For the electronic medical record designers:
- Resist software changes that are done simply for change sake. EMRs are not like fashions – with clothing, new styles come out every year to attract new customers and sell more clothes. EMRs are totally different, hospitals generally stick with the same EMR that they have been using and don’t change EMRs every year based on the newest style. If the EMR upgrade was done simply because the new software programmer at the EMR company needed something to do, then it is a downgrade.
- Upgrades should prioritize reduced numbers of keystrokes and mouse clicks to perform tasks. Every keystroke adds time and opportunity for data entry errors. If the EMR used to require 10 mouse clicks to order a chest x-ray and with the upgrade it now takes 13 mouse clicks, then it is a downgrade.

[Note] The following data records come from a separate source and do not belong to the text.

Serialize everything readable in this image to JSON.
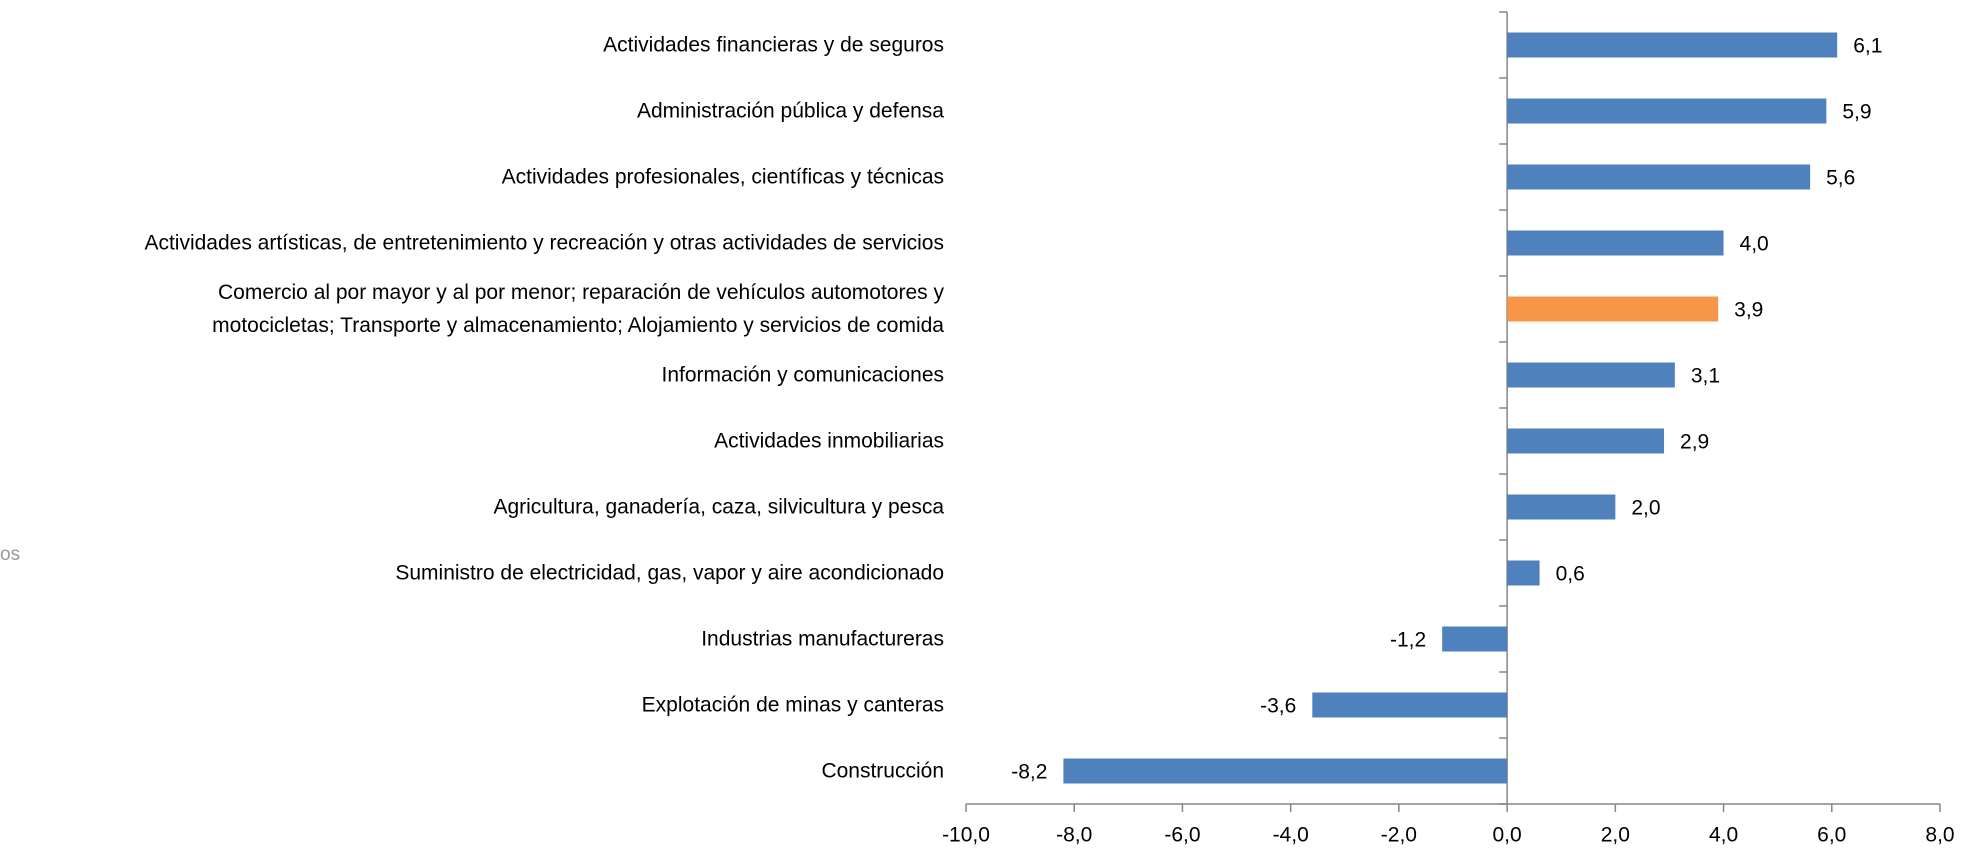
{
  "chart_data": {
    "type": "bar",
    "orientation": "horizontal",
    "fragment": "os",
    "categories": [
      "Actividades financieras y de seguros",
      "Administración pública y defensa",
      "Actividades profesionales, científicas y técnicas",
      "Actividades artísticas, de entretenimiento y recreación y otras actividades de servicios",
      "Comercio al por mayor y al por menor; reparación de vehículos automotores y\nmotocicletas; Transporte y almacenamiento; Alojamiento y servicios de comida",
      "Información y comunicaciones",
      "Actividades inmobiliarias",
      "Agricultura, ganadería, caza, silvicultura y pesca",
      "Suministro de electricidad, gas, vapor y aire acondicionado",
      "Industrias manufactureras",
      "Explotación de minas y canteras",
      "Construcción"
    ],
    "values": [
      6.1,
      5.9,
      5.6,
      4.0,
      3.9,
      3.1,
      2.9,
      2.0,
      0.6,
      -1.2,
      -3.6,
      -8.2
    ],
    "value_labels": [
      "6,1",
      "5,9",
      "5,6",
      "4,0",
      "3,9",
      "3,1",
      "2,9",
      "2,0",
      "0,6",
      "-1,2",
      "-3,6",
      "-8,2"
    ],
    "colors": [
      "#4f81bd",
      "#4f81bd",
      "#4f81bd",
      "#4f81bd",
      "#f79646",
      "#4f81bd",
      "#4f81bd",
      "#4f81bd",
      "#4f81bd",
      "#4f81bd",
      "#4f81bd",
      "#4f81bd"
    ],
    "xlim": [
      -10,
      8
    ],
    "xticks": [
      {
        "value": -10,
        "label": "-10,0"
      },
      {
        "value": -8,
        "label": "-8,0"
      },
      {
        "value": -6,
        "label": "-6,0"
      },
      {
        "value": -4,
        "label": "-4,0"
      },
      {
        "value": -2,
        "label": "-2,0"
      },
      {
        "value": 0,
        "label": "0,0"
      },
      {
        "value": 2,
        "label": "2,0"
      },
      {
        "value": 4,
        "label": "4,0"
      },
      {
        "value": 6,
        "label": "6,0"
      },
      {
        "value": 8,
        "label": "8,0"
      }
    ],
    "grid": false
  }
}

- Navigation in the EMR windows should always be designed from the perspective of physicians. Doctors think differently than computer programmers – for the programmers, the EMR is their life’s work and passion – their entire work day revolves around the EMR. But for physicians, the EMR is just a tool that we use for the larger purpose of taking care of patients. If navigation within the EMR is done just because the program designer liked a similar configuration in the latest version of Fortnite, then it is a downgrade.
For the physicians:
- Don’t put your head in the sand and pretend that an EMR upgrade is not coming. The time to learn about the upgrade is not on the day that the upgrade rolls out.
- Lighten your load on the first day. If you double book your outpatient clinic or agree to cover one of the other hospitalists’ patients in addition to your own on the morning of the upgrade roll out, you are going to have a very, very bad day. You are better off leaving a few empty outpatient visit slots on your schedule or bringing in an extra physician or nurse practitioner to help with inpatient rounding that morning.
- Practice ahead of time. Most EMRs will have a practice version of new upgrades available that physicians can use with make-believe patients in order to get used to the new program before it rolls out. A few years ago, our family took a trip to rural France for a week – before the trip, I got on Google Maps street-view photos and practiced the route that I was going to be taking in the rental car from the train station to the town that we were staying in 30 miles away. I was glad I did because when we got there, I was half-brain dead from jet lag and the train trip so knowing which lane to be in at turns and what the street signs should look like kept me from getting lost in the French countryside.
- Take advantage of “superusers”. These are people who have already been trained in the new upgrade – often IT personnel – who wander around the hospital and the clinics for a week or two after an upgrade to assist doctors and nurses in figuring out how to use the new version of the EMR program. In our health system, they wear easily identifiable red jackets and we call them “redcoats”. They can save you time and prevent you from undergoing spontaneous combustion when you can’t figure out where all of the vital sign reports went to.
- Take heart, it will get better. In 1969, Dr. Elizabeth Kübler-Ross published her book On Death and Dying and in it described the 5 stage of grief when confronting a terminal illness: (1) denial, (2) anger, (3) bargaining, (4) depression, and (5) acceptance. You are going to go through exactly the same stages when confronting an EMR upgrade. Eventually, you are going to accept it and you might even find that once you get used to it, that you wouldn’t want to go back to the old version. The only problem is that by then, there will be a new version of your EMR and another upgrade.